High and low frequency electrode placement, Pt 2

More on electrode high and low frequency electrode pad placement, continuing where Part One left off. 
In fracture pain, for instance a rib fracture, there is often no need to establish the area containing nerves in the painful part of the skeleton. The electrodes should be placed around the pain site; high frequency usually brings relief for pain caused by rib fractures or vertebral compression.
In hip pain, one electrode should be placed at or around hip height, and the other in on the mid-outside of the thigh. High frequency is mostly used, and the color of the pin is irrelevant to its placement. 
In knee pain, the electrodes are placed, using high frequency, on either side of the joint space in order to allow the knee to bend.
In muscle pain, which frequently occurs in the neck and scapular (pertaining to the shoulders) areas, where trigger points and extra-sensitive areas may be found. Electrodes are placed over the painful site, if possible on the tender points. For low frequency intrascapular radiation (between the shoulders), it is recommended to use two sets of electrodes.
In afterpains (cramplike pains caused by contraction of the uterus after childbirth), high frequency electrode placement in the pain is advised, either on the back or stomach, or both. 
In pubic symphysis pain (caused by pelvis misalignment and linked to pregnancy and childbirth), electrodes are placed in the painful area, in the first lumbar vertebra in the groin, or over the sacroiliac joint in the back, but not over the symphysis (the joint that bridges the left and right pubic bones). Use high frequency. 
In labor pain, the sacral region is usually affected, but can be relieved with large electrodes like the 4’’ x 6’’ butterfly foam pads. In addition, place two electrodes on the back and a further two over the hips (down towards the groin), in order to preempt pain moving forward or down, as is it wont to do later on in the delivery.

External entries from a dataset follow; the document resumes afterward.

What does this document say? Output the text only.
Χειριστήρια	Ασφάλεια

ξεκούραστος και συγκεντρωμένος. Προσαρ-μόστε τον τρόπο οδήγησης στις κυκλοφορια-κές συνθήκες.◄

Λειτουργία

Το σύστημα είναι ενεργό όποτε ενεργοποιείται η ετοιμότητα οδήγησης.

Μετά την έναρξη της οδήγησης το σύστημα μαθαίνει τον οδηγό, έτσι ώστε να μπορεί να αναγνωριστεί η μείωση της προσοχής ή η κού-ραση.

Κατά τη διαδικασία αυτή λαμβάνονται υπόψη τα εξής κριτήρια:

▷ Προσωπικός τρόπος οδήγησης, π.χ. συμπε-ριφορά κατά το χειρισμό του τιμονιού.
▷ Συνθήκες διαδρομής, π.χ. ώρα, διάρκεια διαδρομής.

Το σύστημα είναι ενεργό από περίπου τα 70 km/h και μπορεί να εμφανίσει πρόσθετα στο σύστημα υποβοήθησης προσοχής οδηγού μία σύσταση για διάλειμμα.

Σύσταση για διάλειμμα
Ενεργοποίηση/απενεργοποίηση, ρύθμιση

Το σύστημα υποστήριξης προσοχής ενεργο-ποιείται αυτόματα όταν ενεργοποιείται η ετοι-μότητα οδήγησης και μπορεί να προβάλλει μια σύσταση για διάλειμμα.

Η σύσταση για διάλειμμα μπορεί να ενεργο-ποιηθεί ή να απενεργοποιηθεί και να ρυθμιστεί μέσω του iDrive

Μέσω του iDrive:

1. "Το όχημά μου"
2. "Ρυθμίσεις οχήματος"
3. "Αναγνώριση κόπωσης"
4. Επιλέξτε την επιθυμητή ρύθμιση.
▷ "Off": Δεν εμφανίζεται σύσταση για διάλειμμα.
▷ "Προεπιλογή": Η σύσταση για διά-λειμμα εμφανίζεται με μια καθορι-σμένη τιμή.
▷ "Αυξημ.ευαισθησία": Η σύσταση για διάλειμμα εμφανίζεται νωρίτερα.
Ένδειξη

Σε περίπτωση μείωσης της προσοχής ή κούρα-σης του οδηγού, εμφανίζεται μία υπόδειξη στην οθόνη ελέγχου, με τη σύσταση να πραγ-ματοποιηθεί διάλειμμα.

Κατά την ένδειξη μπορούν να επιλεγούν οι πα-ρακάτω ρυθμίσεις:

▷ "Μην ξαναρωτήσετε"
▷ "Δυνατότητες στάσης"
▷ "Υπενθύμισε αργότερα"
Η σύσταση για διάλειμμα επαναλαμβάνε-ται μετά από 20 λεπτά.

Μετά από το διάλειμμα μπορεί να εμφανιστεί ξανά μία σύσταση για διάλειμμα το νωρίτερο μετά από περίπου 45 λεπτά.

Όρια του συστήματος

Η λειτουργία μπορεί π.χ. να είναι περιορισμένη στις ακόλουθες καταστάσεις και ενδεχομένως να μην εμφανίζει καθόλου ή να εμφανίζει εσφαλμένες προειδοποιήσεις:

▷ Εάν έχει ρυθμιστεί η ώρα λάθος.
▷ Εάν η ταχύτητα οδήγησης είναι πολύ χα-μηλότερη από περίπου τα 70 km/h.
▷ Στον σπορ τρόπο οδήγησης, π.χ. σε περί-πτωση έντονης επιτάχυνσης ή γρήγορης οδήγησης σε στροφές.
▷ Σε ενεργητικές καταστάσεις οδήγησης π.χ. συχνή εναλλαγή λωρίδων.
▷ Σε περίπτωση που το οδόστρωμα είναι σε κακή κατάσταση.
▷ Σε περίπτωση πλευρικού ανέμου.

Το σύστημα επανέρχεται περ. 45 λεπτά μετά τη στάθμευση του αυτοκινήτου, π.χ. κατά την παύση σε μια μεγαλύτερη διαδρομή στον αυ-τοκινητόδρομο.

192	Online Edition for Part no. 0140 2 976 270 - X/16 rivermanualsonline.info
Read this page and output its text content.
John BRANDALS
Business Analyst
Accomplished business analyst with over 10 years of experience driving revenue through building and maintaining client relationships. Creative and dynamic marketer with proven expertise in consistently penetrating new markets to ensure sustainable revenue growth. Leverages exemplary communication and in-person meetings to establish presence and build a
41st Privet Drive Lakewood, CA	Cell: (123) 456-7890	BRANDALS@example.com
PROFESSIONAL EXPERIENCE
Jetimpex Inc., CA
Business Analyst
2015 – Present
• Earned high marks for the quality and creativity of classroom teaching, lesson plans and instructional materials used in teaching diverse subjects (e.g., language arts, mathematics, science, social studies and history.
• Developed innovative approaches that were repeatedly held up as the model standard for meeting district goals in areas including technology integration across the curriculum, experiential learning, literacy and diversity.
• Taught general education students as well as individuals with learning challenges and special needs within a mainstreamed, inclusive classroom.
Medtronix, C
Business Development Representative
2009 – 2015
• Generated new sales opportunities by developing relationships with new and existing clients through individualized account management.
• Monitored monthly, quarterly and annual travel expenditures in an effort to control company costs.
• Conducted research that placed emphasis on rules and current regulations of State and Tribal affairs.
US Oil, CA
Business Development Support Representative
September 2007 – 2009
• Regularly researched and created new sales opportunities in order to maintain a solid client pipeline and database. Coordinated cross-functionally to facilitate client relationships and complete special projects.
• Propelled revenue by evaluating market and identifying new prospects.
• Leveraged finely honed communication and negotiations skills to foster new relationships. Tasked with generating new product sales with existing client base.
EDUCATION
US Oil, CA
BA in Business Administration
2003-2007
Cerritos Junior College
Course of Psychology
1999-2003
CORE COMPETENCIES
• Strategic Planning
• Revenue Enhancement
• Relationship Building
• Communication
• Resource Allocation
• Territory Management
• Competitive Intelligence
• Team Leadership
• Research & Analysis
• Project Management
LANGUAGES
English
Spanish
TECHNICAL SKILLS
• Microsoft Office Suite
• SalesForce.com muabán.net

Use high frequency, and do not connect electrodes over the uterus.
In menstrual pain, electrode pads are placed in the painful site, either on the back or the stomach, or both, using high frequency. Acute ischemic pain may warrant the use of high intensity stimulation, which consists of high-frequency stimulation with very high amplitude for a short period of 60 seconds. 
In angina pectoris, the electrodes are placed on the painful area regardless of where the red and black pins go, using high frequency. Like in menstrual pain, high intensity stimulation may be used for acute ischemic pain.